Holding: The Court reversed and ordered a new trial because jurors read newspaper reports about the defendant’s prior convictions and unlicensed medical practice, which likely prejudiced his fair-trial rights.

Real World Impact:
  • Requires new trials when jurors read prejudicial news the judge excluded from evidence.
  • Reminds judges to protect juries from outside publicity about a defendant’s past misconduct.
Topics: jury fairness, pretrial publicity, criminal trials, unlicensed medical practice

Summary

Background

A man was convicted for illegally dispensing dextro amphetamine tablets without a doctor’s prescription, which also caused the pills to be misbranded.
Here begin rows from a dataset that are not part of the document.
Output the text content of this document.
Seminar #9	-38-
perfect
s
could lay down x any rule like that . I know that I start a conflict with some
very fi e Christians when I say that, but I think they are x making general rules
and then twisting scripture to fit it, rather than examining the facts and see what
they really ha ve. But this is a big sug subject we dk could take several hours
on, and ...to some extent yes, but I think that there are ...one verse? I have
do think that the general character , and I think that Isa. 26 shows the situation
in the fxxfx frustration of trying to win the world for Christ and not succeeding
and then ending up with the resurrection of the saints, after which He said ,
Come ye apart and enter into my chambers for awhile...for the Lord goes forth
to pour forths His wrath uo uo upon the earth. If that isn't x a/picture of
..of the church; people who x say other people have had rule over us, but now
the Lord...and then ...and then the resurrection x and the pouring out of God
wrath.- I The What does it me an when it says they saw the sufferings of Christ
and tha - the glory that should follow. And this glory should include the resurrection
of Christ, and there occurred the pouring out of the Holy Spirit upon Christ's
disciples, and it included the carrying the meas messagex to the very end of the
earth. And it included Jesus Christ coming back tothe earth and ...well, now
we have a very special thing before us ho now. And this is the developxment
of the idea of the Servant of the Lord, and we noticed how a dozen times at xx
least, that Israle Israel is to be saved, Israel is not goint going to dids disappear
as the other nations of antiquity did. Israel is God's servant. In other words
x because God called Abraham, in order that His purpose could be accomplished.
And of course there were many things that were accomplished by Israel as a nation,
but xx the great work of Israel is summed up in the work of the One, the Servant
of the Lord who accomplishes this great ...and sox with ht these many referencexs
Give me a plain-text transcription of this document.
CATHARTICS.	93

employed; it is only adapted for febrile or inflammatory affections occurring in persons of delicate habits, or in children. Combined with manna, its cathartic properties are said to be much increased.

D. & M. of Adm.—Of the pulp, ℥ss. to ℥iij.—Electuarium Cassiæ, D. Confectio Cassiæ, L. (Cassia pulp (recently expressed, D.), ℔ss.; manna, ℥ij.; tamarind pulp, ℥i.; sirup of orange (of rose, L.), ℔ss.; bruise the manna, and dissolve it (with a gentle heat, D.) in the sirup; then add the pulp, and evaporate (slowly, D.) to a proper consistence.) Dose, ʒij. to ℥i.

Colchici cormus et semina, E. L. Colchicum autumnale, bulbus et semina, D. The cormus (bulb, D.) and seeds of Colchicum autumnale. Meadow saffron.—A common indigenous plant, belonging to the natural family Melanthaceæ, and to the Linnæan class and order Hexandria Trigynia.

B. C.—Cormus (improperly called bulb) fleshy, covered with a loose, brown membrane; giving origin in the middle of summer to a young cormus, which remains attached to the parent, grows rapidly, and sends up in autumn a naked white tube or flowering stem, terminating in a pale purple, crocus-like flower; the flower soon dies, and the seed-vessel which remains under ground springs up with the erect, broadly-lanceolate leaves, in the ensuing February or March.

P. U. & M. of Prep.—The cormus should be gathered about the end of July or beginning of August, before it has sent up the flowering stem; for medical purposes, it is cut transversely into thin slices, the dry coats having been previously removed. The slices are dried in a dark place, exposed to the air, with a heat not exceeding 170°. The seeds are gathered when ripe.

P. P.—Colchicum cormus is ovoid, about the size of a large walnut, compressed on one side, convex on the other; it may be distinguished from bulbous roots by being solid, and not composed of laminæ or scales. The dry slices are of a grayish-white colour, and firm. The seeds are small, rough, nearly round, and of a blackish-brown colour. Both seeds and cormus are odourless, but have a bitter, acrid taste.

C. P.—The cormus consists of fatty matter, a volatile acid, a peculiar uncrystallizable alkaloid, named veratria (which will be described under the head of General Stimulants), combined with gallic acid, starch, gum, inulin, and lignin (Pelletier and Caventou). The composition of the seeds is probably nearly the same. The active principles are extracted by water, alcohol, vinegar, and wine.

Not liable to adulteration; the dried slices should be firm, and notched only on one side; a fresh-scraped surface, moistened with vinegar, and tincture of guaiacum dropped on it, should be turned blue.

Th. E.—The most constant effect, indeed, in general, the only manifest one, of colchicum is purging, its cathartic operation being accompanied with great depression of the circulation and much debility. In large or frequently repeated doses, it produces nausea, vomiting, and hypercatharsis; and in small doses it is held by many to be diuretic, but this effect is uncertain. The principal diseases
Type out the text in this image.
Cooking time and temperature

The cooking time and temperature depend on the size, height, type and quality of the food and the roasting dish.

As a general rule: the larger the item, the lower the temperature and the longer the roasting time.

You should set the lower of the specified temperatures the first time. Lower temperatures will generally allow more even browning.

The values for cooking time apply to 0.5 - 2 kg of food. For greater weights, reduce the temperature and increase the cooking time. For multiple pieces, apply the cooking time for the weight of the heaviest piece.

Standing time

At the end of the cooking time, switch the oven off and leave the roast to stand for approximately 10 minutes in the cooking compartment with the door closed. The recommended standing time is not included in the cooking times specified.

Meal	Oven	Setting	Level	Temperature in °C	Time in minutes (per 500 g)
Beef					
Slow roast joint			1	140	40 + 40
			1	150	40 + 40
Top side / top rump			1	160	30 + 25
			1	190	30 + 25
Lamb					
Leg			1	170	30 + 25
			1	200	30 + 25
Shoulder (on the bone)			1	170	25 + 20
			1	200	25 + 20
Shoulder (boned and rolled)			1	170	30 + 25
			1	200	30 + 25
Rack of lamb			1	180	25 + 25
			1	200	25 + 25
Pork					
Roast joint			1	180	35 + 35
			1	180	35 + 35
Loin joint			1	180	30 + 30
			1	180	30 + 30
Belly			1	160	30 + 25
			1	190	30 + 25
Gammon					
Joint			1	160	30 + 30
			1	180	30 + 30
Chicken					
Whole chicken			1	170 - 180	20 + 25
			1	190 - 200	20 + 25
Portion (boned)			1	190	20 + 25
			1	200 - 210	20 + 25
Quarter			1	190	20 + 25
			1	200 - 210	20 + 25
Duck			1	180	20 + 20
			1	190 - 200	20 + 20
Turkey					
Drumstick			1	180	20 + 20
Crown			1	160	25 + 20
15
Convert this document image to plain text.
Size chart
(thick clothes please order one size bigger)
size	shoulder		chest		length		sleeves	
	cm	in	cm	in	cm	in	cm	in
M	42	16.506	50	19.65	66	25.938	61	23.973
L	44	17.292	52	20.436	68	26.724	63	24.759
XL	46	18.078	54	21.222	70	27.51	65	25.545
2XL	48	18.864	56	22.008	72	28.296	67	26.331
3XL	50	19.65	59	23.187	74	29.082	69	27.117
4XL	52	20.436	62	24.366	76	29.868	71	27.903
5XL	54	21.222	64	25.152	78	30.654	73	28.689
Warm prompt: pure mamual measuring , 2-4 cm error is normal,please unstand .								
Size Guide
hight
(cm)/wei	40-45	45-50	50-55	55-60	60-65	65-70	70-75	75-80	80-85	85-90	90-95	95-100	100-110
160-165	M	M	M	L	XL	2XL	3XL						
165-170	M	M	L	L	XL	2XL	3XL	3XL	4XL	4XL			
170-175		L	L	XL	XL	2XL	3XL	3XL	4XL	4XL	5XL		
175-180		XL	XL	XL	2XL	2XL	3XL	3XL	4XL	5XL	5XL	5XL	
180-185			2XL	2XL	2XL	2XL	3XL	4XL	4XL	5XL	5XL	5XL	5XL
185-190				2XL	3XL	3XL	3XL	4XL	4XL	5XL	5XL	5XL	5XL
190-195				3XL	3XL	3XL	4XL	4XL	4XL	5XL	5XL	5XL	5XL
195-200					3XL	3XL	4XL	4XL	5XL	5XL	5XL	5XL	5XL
He never testified and offered no evidence. The government’s undercover agent said he had been introduced to the man and on two occasions bought the tablets. The defendant asked the judge to rule that he was entrapped (a claim that the government induced him to commit the crime), but the judge left that question for the jury to decide.

Reasoning

During the trial two newspapers published articles reporting the defendant’s prior felony convictions and that he had once practiced medicine without a license. The trial judge had earlier refused to let the government introduce such prior-act evidence because it would be prejudicial. When the judge learned jurors had read the articles, he questioned them individually; seven had seen or scanned the stories and said they would not be influenced. The trial judge denied a mistrial. The Supreme Court held that exposure to news reports of evidence the judge had excluded was likely as prejudicial as introducing that evidence at trial and can be even more harmful, and therefore ordered a new trial under its supervisory power.

Real world impact

The ruling protects defendants from juror exposure to outside news about prior misconduct that a judge has barred from evidence. It makes clear courts must guard jury fairness and may grant new trials when outside publicity undercuts a fair decision on the evidence presented in court.

Dissents or concurrances

One Justice, Mr. Justice Black, dissented from the decision; the opinion notes his disagreement but does not state his reasons in this text.